~26-part2-~

25.3K 1.4K 216
                                    

İyi okumalar!
°°°°°°°°°°°°°°°°

Aynadaki görüntüme baktım sessizce. Arada böyle olurdu. Ayna karşısına geçer kendimi izler ve yaptıklarımı,yapacaklarımı düşünürdüm.

Ben buydum işte. Sadece bu.

Düşünmeden hareket edemeyecek kadar korkak.

Günler birbirini kovalamıştı.

Şimdi soğuk bir aralık günündeydik. Zaman ilerlemiş mevsimler geçmiş ben ise hala aynıydım.

Dedemlerin gelmesinin üzerinden 1 ay geçmiş ve aynı şekilde bu aileye uyum sağlamaya çalışıyordum. Çalışıyordum diyorum çünkü ben Aden Mineyla asla bir yere sığamazdım.

Erez bana hala canı gibi yakındı. Geceleri odama gelip beni kontrol ettiğini biliyordum.

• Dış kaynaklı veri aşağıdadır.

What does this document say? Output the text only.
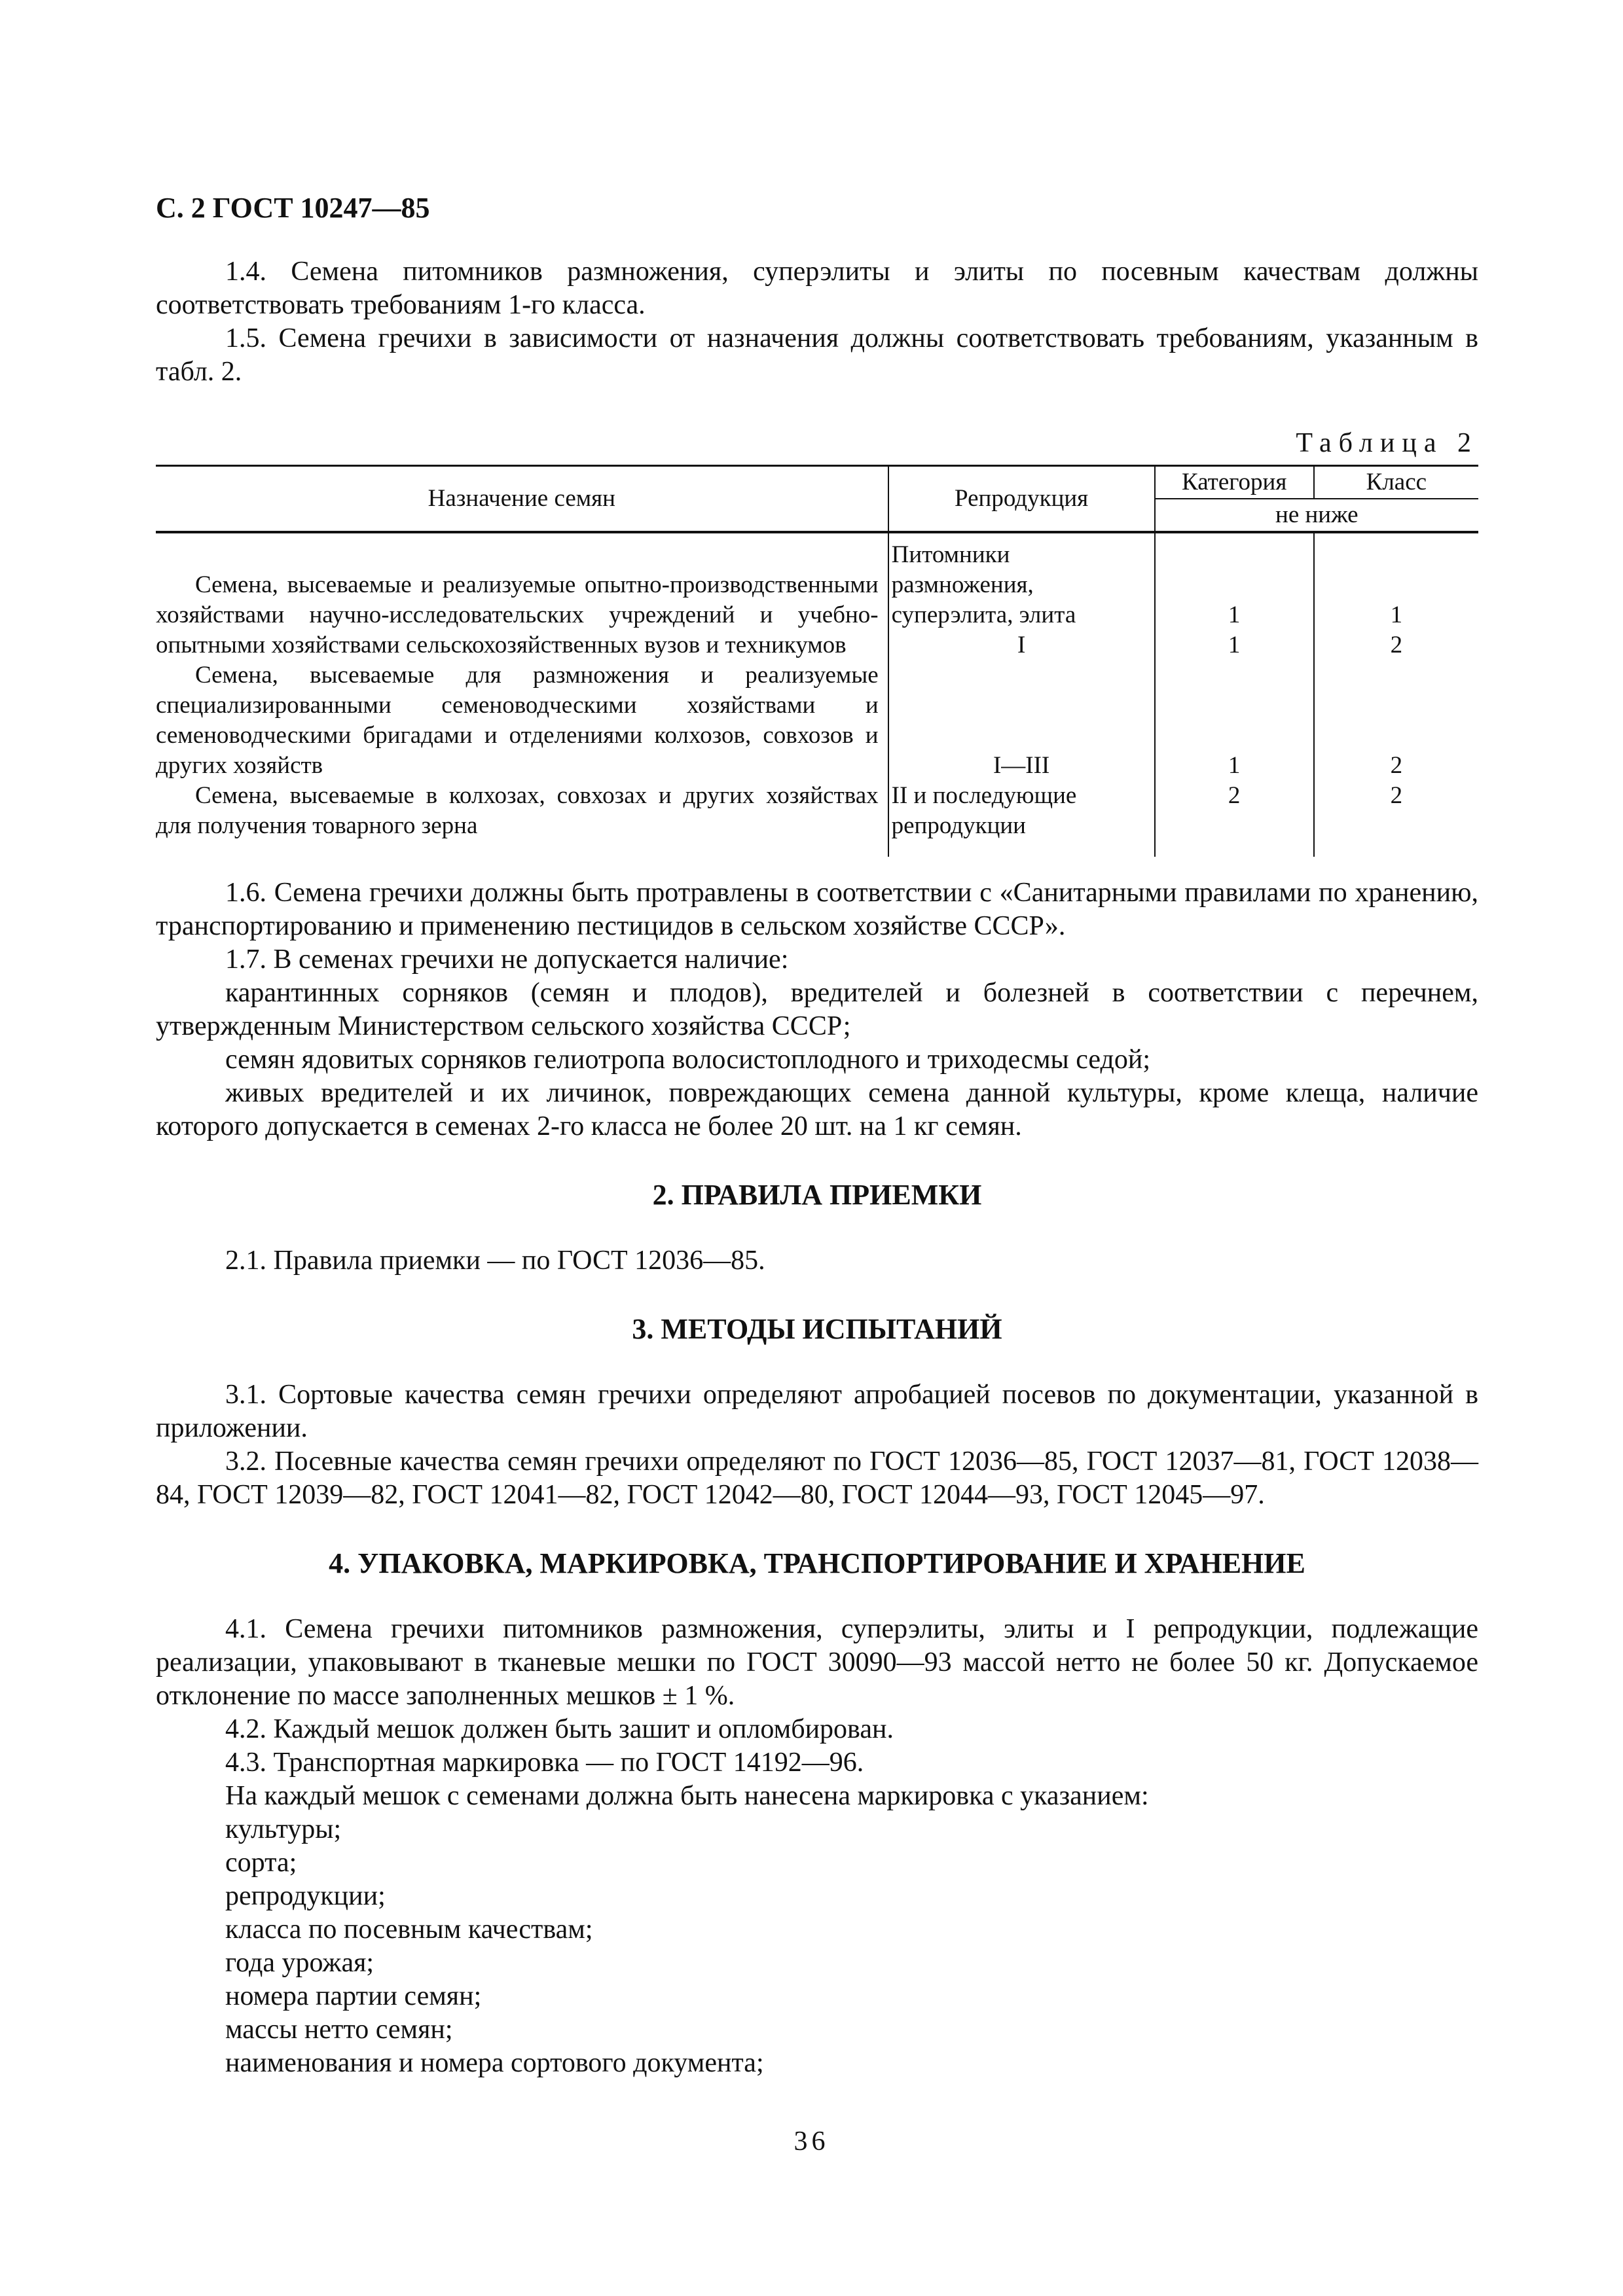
С. 2 ГОСТ 10247—85

1.4. Семена питомников размножения, суперэлиты и элиты по посевным качествам должны соответствовать требованиям 1-го класса.

1.5. Семена гречихи в зависимости от назначения должны соответствовать требованиям, указанным в табл. 2.

Таблица 2
Назначение семян	Репродукция	Категория	Класс
		не ниже	

Семена, высеваемые и реализуемые опытно-производственными хозяйствами научно-исследовательских учреждений и учебно-опытными хозяйствами сельскохозяйственных вузов и техникумов	Питомники размножения, суперэлита, элита	1	1
	I	1	2

Семена, высеваемые для размножения и реализуемые специализированными семеноводческими хозяйствами и семеноводческими бригадами и отделениями колхозов, совхозов и других хозяйств	I—III	1	2

Семена, высеваемые в колхозах, совхозах и других хозяйствах для получения товарного зерна	II и последующие репродукции	2	2

1.6. Семена гречихи должны быть протравлены в соответствии с «Санитарными правилами по хранению, транспортированию и применению пестицидов в сельском хозяйстве СССР».

1.7. В семенах гречихи не допускается наличие:

карантинных сорняков (семян и плодов), вредителей и болезней в соответствии с перечнем, утвержденным Министерством сельского хозяйства СССР;

семян ядовитых сорняков гелиотропа волосистоплодного и триходесмы седой;

живых вредителей и их личинок, повреждающих семена данной культуры, кроме клеща, наличие которого допускается в семенах 2-го класса не более 20 шт. на 1 кг семян.

2. ПРАВИЛА ПРИЕМКИ

2.1. Правила приемки — по ГОСТ 12036—85.

3. МЕТОДЫ ИСПЫТАНИЙ

3.1. Сортовые качества семян гречихи определяют апробацией посевов по документации, указанной в приложении.

3.2. Посевные качества семян гречихи определяют по ГОСТ 12036—85, ГОСТ 12037—81, ГОСТ 12038—84, ГОСТ 12039—82, ГОСТ 12041—82, ГОСТ 12042—80, ГОСТ 12044—93, ГОСТ 12045—97.

4. УПАКОВКА, МАРКИРОВКА, ТРАНСПОРТИРОВАНИЕ И ХРАНЕНИЕ

4.1. Семена гречихи питомников размножения, суперэлиты, элиты и I репродукции, подлежащие реализации, упаковывают в тканевые мешки по ГОСТ 30090—93 массой нетто не более 50 кг. Допускаемое отклонение по массе заполненных мешков ± 1 %.

4.2. Каждый мешок должен быть зашит и опломбирован.

4.3. Транспортная маркировка — по ГОСТ 14192—96.

На каждый мешок с семенами должна быть нанесена маркировка с указанием:

культуры;

сорта;

репродукции;

класса по посевным качествам;

года урожая;

номера партии семян;

массы нетто семян;

наименования и номера сортового документа;

36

Araz ise ablası olmama rağmen bana boyundan büyük abilik taslıyordu. Gıcık falandı ama onun da mizacı buydu işte. Bana hiç minik bir kardeş gibi naz bile yapmamıştı.

Atalay gözünü üzerimden ayırmıyor anlamadığımı düşünüp sohbet ederken beni uzman yardımı için ikna etmeye çalışıyordu. Ama gözlerindeki kaybetme korkusunu görebiliyordum.

Uraz bana sürekli şevkatle yaklaşıyor konuşurken bile sözcüklerini yanlış anlamam için dakikalarca tartıyordu.

Ya da Atlas...

Pişmandı. Hissediyorum.

Ama yaklaşacak ne cesareti ne de yüzü vardı. Belki kurduğu tek cümleydi ama o da ben de o cümlenin etkisini tatmış insanlardık. Affedebilir miydim? Muhtemelen ama hızlı olacağını sanmıyordum.

Ve Karan,

En büyük abim olan kontrol manyağı siyah gözlü adam.

Bana karşı uraz abimden tek bir farkı vardı. O da kontrolcu oluşuydu.

Aramız kötü değildi ama samimi de değildik. Açıkcası ondan ürküyordum biraz. Sürekli olarak bana bakarken dalıp gidiyor ama onunla konuşmaya çalıştığımda kısa kesiyordu.

Tuhaf biriydi. Ailenin geri kalanı gibi.

Ve ben. Aden Mineyla Aktan.

Buradaydım , aynıydım ama bir o kadar da farklı.

Şimdiye dek sorunlarından uyuyarak ya da erteleyerek kaçan ben. Artık bunların altında ezildiğimi hissediyordum.

Çabalıyorum, yemin ederim çok çabalıyorum. Ama susmuyor.

Kafamın içindeki kendi düşmanım susmuyordu.

Yemek yerken, ders dinlerken bazen uyuklarken.

Hep oradaydı. İçimde. Eskisi gibi saldırgan değildi. Belki Atalay abim sayesinde atlatmaya başlamıştım bilmiyorum.

Eskisi gibi sinirli değilim bir aydır. Oldukça sakinim aksine.

Ama sanki... ne bileyim

Sadece kötü hissediyorum.

Sanki... sanki canım yine yanacak gibi. Yine düzenim bozulacak gibi.

Ama sadece beklemek geliyordu elimden. Sonumu beklemek.

(...)

Okuduğum kitabı kapayıp yatağa koydum. Başımı kaldırmadan yumuşacık bir ses bana seslendi.

"Abicim kitabı bıraktıysan artık çayını içebilirsin"

Sessizce Atalay abime baktım. Son günlerde halsiz olduğum için 3 saatte bir bana tuhaf tuhaf çaylar getiriyordu.